Пешком направился в Черкассы. К полуночи дойду, думаю. К часу уж точно доберусь.
Темно совсем уже. Еще и морочно. Привыкнув и приглядевшись, ориентироваться все же можно. И все знакомое же чуть ли не до метра – шагами сколько раз измерил эти версты – их тут двенадцать.

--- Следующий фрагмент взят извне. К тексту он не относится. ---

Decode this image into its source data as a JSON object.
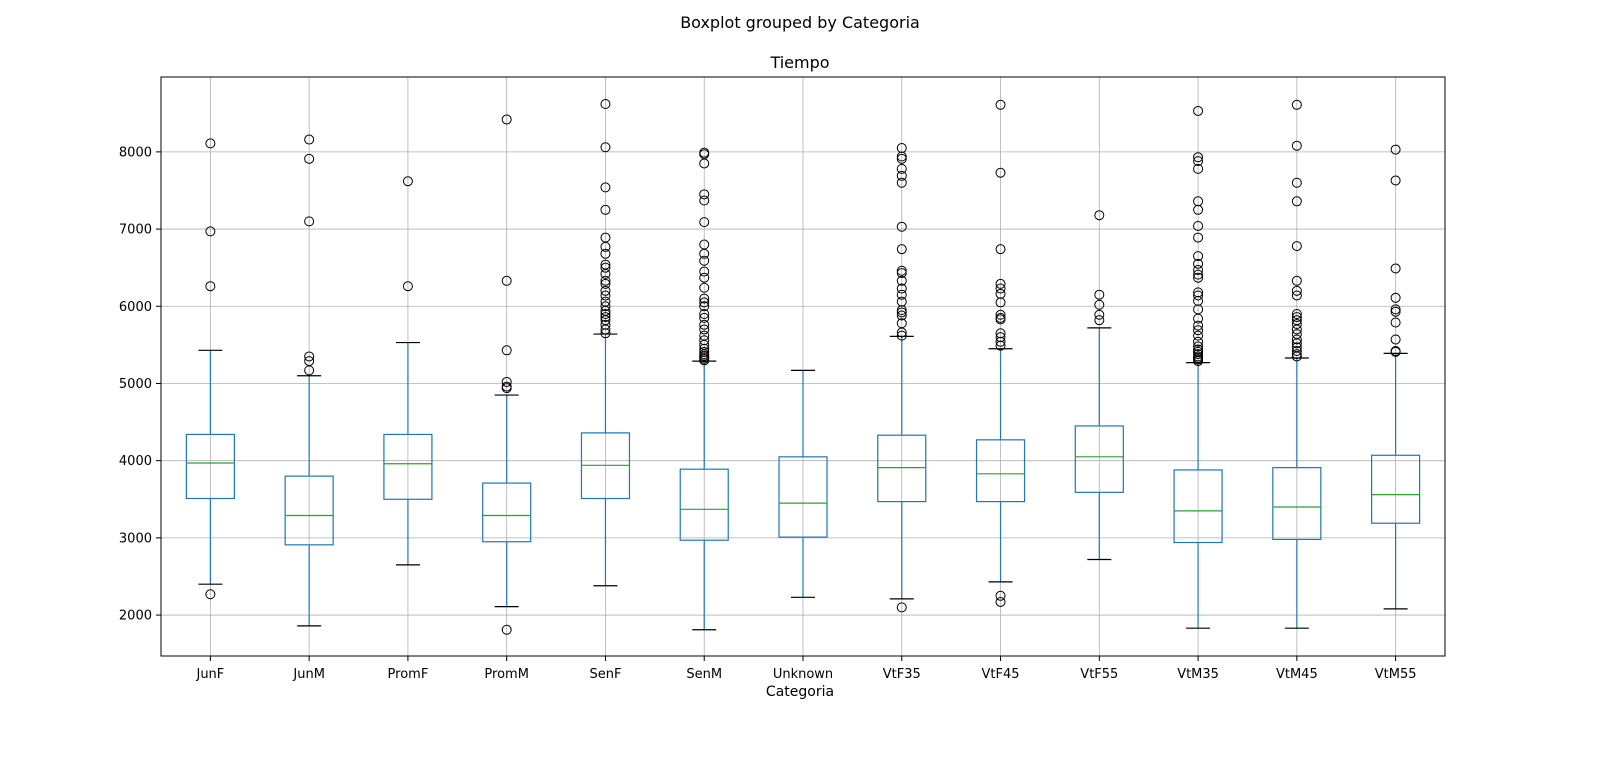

Поднялся на Яланскую Осиновую. Поворот впереди крутой. Все собираются спрямить дорогу там. В тот вечер, когда мы выпили подарок Лаврентьева Шурки, десять литров медовухи, поехал я на своем мотоцикле к Тане. Как раз на этом повороте. Выведу, думаю, его, поворот этот, с закрытыми глазами, по памяти, или нет? Получится у меня это, нет ли? Скорость под восемьдесят – так, примерно. Перед самым поворотом закрыл глаза, но скорости не сбавил. Открыл их, было уже поздно – снова пришлось их закрывать. Съехав в кювет, перевернулся. Мотоцикл лежит, мотор работает, заднее колесо крутится. А я, покинув, как снаряд, выпущенный из пушки, седло, полетел в тальник густой, что и спасло меня – спружинило. Но спину сильно расцарапал. Таня опять мне мазала ее зеленкой или йодом, уж и не помню точно чем. Мотоцикл поднял, на дорогу вырулил, поехал дальше, глаза уже нигде не закрывая. Но беды мои в тот вечер на этом не закончились. В Черкассы не стал въезжать на мотоцикле. Оставил его на въезде в деревню, в ельнике. Пошел пешком, чтобы явиться неожиданно для Тани – так захотелось мне обрадовать любимую. К дому приблизился. Все вроде спят. Ворота на засов заперты. Пошел к окну Таниной комнаты. Перелез в палисадник. Подергал – на шпингалет окно закрыто. Из палисадника выбрался. Прошел дальше. Залезу, думаю, в ограду, а из ограды – на чердак. Таня там, всего скорее. Сразу за заплотом, внутри ограды, навес. Между верхним бревном заплота, в два метра с лишним высотой, и крышей навеса щель узкая. Едва протиснулся в нее я. В ограду спрыгнул. На́ тебе. Встал на задние лапы передо мной, прижав меня к заплоту, Соболь. Уж поджидал меня, конечно. Раз хоть бы взлаял. Передние лапы мне на плечи положил. Молчим оба. Я – ясно почему – дар речи утратил, Соболь – пойми его попробуй. Темно. Но вижу белые его клыки, чуть их ощерил. Не рычит. Не знаю, чем бы это завершилось, если бы, словно почувствовав, не спустилась с чердака, держа в руках фонарик, в ограду Таня – ей захотелось вдруг на улицу с чего-то. Спасла. Но страху-то уж натерпелся. А взял да нос мне откусил бы. Нос – еще ладно, горло бы мне передавил. Хоть я и думал там, что просто, мол, не сдамся. Соболь меня и пропустил бы, может, если бы от меня не пахло медовухой – это его, пожалуй, и смутило. Хотя кто знает. Попробуй влезть ему в башку. Его и кличку сразу-то забыл, потом уж вспомнил.